OpenCoder: A Fully Open-Source Code LLM Among the Top Performers
OpenCoder: Fully open-source code LLM, leading in performance, ideal for research with comprehensive reproducible data processing and training details.
The Code Large Language Model (CodeLLM) has become essential in various domains, such as code generation, reasoning tasks, and intelligent agent systems.
Despite the performance of open-source CodeLLMs gradually approaching that of proprietary models, high-quality CodeLLMs suitable for scientific research remain very scarce, especially those with fully reproducible processes for data cleaning, synthetic data generation, and model training.
This scarcity stems from several challenges, including resource limitations, ethical considerations, and the need to maintain competitive advantages.
To bridge this gap, the research team has launched OpenCoder, a series of CodeLLMs that rank among the top-tier models, matching the performance of leading models while providing the research community with comprehensive construction details.
Unlike most previous work, OpenCoder not only releases model weights and inference code but also offers reproducible training data, complete data processing procedures, rigorous experimental ablation results, and detailed training information, providing comprehensive resources for scientific research.

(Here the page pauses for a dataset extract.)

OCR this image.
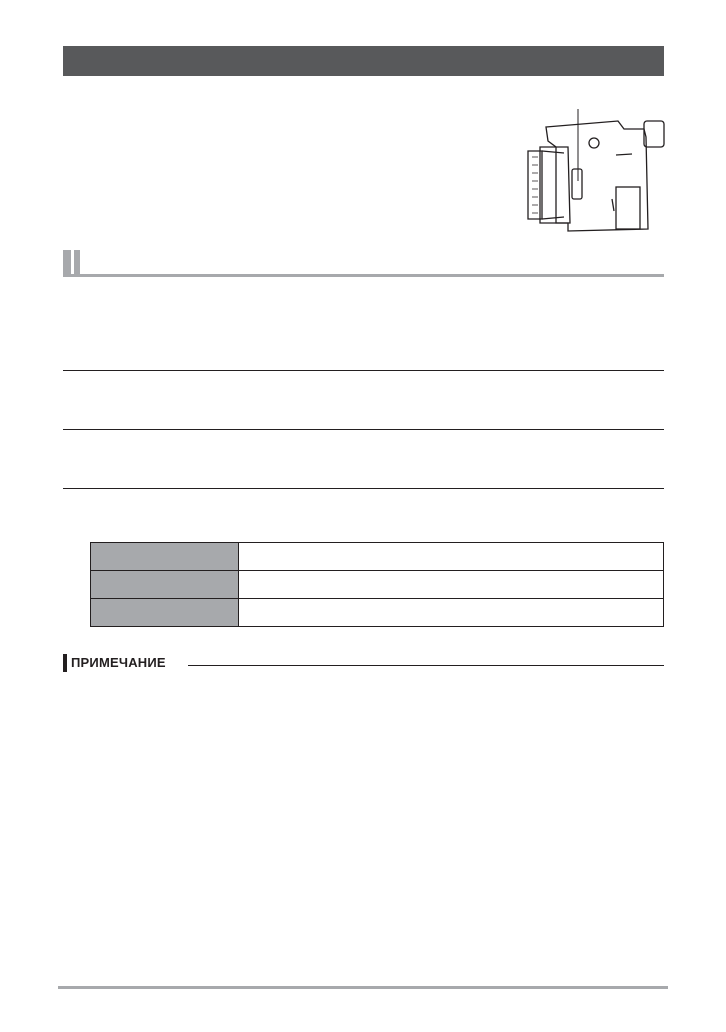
ПРИМЕЧАНИЕ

The research team identified the key factors in building a high-quality CodeLLM as follows:
Data quality is crucial, with code pre-training data requiring refined heuristic rules for cleaning and deduplication at the file level.
Incorporation of code-related text from web sources in the pre-training data.
Use of high-quality synthetic data during annealing and supervised fine-tuning stages.
The OpenCoder team aims to promote an in-depth understanding of CodeLLM by increasing openness, making OpenCoder not just a powerful model but an open foundational platform to accelerate research progress, promote reproducibility in code AI, and close the gap between the open-source community and the industry.